We have SUSE LInux LPAR’s which all are running in the Power 822 ,These LPAR’s are hosted in the AIX VIO servers . As of now the " niping "values from SAP level is not good values , It shows around 360 msec. They want to reduce less than 100msec.
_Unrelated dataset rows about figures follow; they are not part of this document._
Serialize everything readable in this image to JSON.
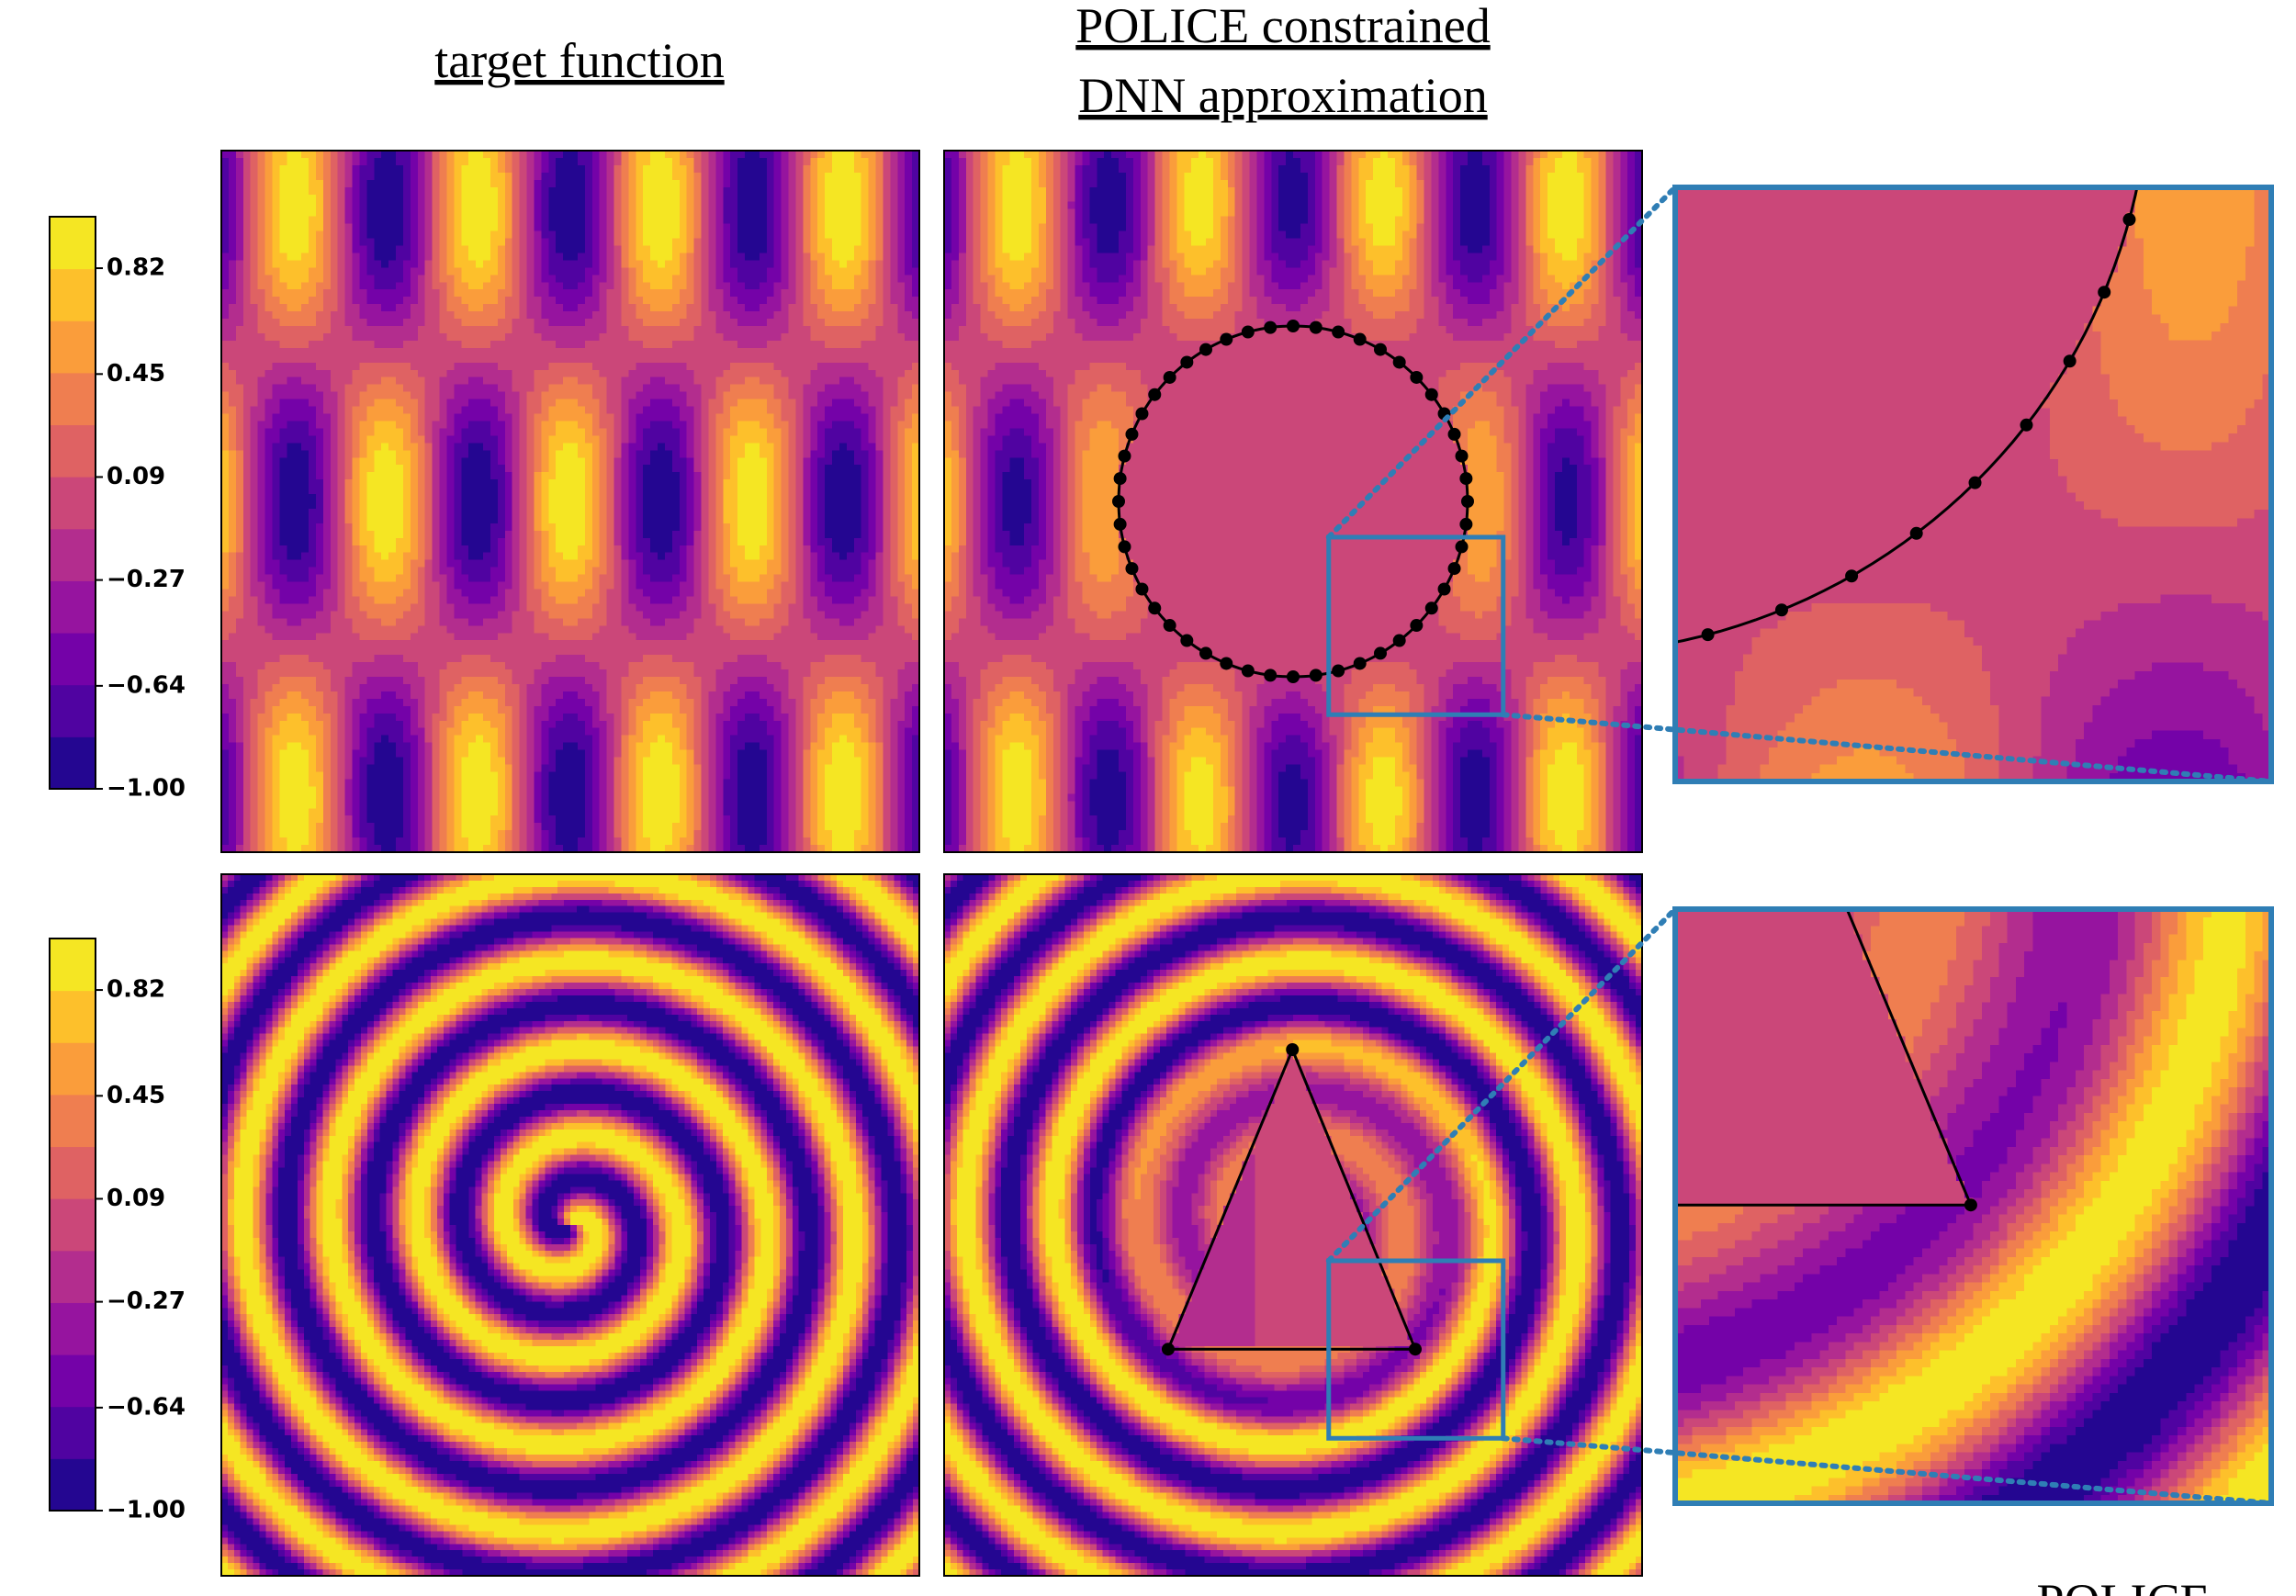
{
  "column_titles": [
    "target function",
    "POLICE constrained",
    "DNN approximation"
  ],
  "footer": "POLICE",
  "chart_data": [
    {
      "type": "contour",
      "colorbar_lim": [
        -1,
        1
      ],
      "colorbar_ticks": [
        {
          "value": -1,
          "label": "−1.00"
        },
        {
          "value": -0.64,
          "label": "−0.64"
        },
        {
          "value": -0.27,
          "label": "−0.27"
        },
        0.09,
        0.45,
        0.82
      ]
    },
    {
      "type": "contour",
      "colorbar_lim": [
        -1,
        1
      ],
      "colorbar_ticks": [
        {
          "value": -1,
          "label": "−1.00"
        },
        {
          "value": -0.64,
          "label": "−0.64"
        },
        {
          "value": -0.27,
          "label": "−0.27"
        },
        0.09,
        0.45,
        0.82
      ]
    }
  ]
}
Please let us know any kernel parameter or network parameters can be tuned to reduce “niping” values . Any parameter available to increase network parameters

bond1 Link encap:Ethernet HWaddr F2:30:9F:20:29:1F
inet addr:10.1.52.46 Bcast:10.1.55.255 Mask:255.255.252.0
inet6 addr: fe80::f030:9fff:fe20:291f/64 Scope:Link
UP BROADCAST RUNNING MASTER MULTICAST MTU:9000 Metric:1
RX packets:106570387 errors:0 dropped:51466640 overruns:0 frame:0
TX packets:9300417 errors:0 dropped:0 overruns:0 carrier:0
collisions:0 txqueuelen:0
RX bytes:11421148836 (10892.0 Mb) TX bytes:1625692948 (1550.3 Mb)
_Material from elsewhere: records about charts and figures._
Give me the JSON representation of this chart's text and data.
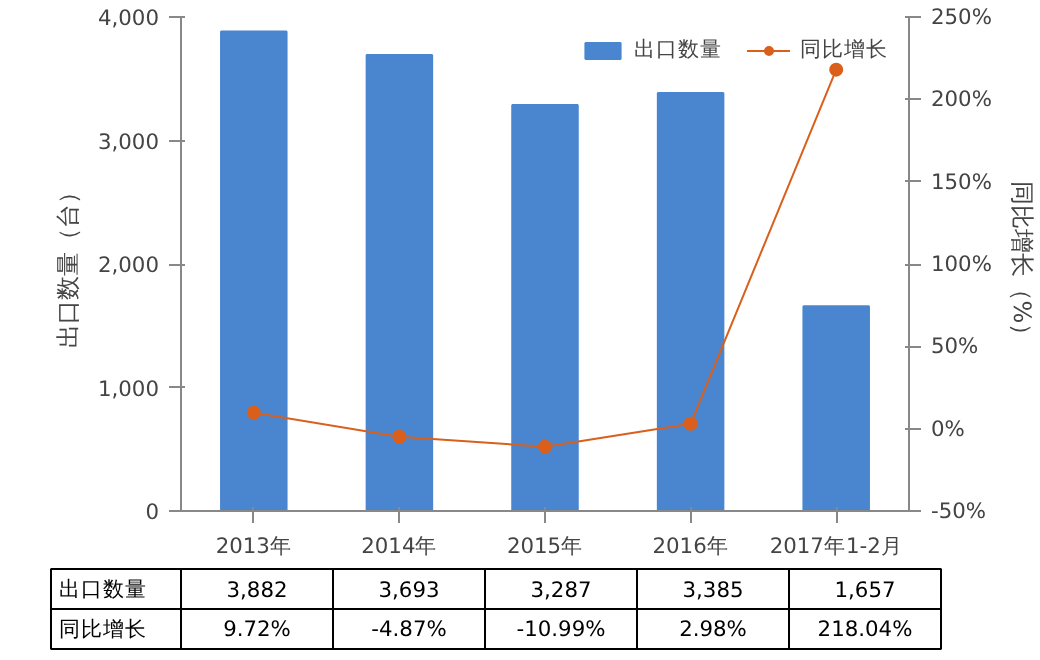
{
  "chart_data": {
    "type": "bar",
    "categories": [
      "2013年",
      "2014年",
      "2015年",
      "2016年",
      "2017年1-2月"
    ],
    "ylabel": "出口数量（台）",
    "y2label": "同比增长（%）",
    "ylim": [
      0,
      4000
    ],
    "yticks": [
      0,
      {
        "value": 1000,
        "label": "1,000"
      },
      {
        "value": 2000,
        "label": "2,000"
      },
      {
        "value": 3000,
        "label": "3,000"
      },
      {
        "value": 4000,
        "label": "4,000"
      }
    ],
    "y2lim": [
      -50,
      250
    ],
    "y2ticks": [
      {
        "value": -50,
        "label": "-50%"
      },
      {
        "value": 0,
        "label": "0%"
      },
      {
        "value": 50,
        "label": "50%"
      },
      {
        "value": 100,
        "label": "100%"
      },
      {
        "value": 150,
        "label": "150%"
      },
      {
        "value": 200,
        "label": "200%"
      },
      {
        "value": 250,
        "label": "250%"
      }
    ],
    "legend": "top right",
    "grid": false,
    "series": [
      {
        "name": "出口数量",
        "color": "#4a86d0",
        "values": [
          3882,
          3693,
          3287,
          3385,
          1657
        ],
        "value_labels": [
          "3,882",
          "3,693",
          "3,287",
          "3,385",
          "1,657"
        ]
      },
      {
        "name": "同比增长",
        "type": "line",
        "axis": "y2",
        "color": "#d95f1b",
        "marker": "circle",
        "values": [
          9.72,
          -4.87,
          -10.99,
          2.98,
          218.04
        ],
        "value_labels": [
          "9.72%",
          "-4.87%",
          "-10.99%",
          "2.98%",
          "218.04%"
        ]
      }
    ]
  }
}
ifcfg-bond1 --configurations :

STARTMODE=‘auto’

or ‘onboot’

BOOTPROTO=‘static’
IPADDR=‘10.1.52.46/22’
BONDING_MASTER=‘yes’
BONDING_SLAVE_0=‘eth1’
BONDING_SLAVE_1=‘eth4’
GATEWAY=‘10.1.52.30’
#BONDING_MODULE_OPTS=‘mode=active-backup miimon=100’
BONDING_MODULE_OPTS=‘mode=active-backup arp_interval=2500 arp_ip_target=10.1.52.30 primary=eth1 arp_validate=all’
BROADCAST=’’
ETHTOOL_OPTIONS=’’
MTU=‘9000’
NAME=’’
NETWORK=’’
REMOTE_IPADDR=’’
USERCONTROL=‘no’
IPADDR_1=‘10.1.52.3’
NETMASK_1=‘255.255.252.0’
BROADCAST_1=‘10.1.55.255’

Current niping values .
qw0adm> more QW005406092018-162824.txt
av2;0.374;ms
av2;0.370;ms
av2;0.361;ms
av2;0.360;ms
av2;0.365;ms
av2;0.387;ms
av2;0.365;ms
av2;0.369;ms
av2;0.394;ms
av2;0.389;ms

Regards
Sebastian
91 9884430211

Hi Sebastian,

unfortunately, you’ve not posted that many details of your test. Where did you run niping, how does it connect (network- and “SAP Router”-wise) to the target instance? The LPARs you’re trying to optimize, are those running SAP applications or are these SAP routers?

As a first step, have you checked the IP-layer response time of the (client to SAP server) connection (or all individual connection legs, if crossing one or more SAP routers), via a traditional ICMP echo (AKA “ping”)? If you face high network-added delay because of i.e. small-bandwidth or high latency network connections, that’s what you should try to improve first.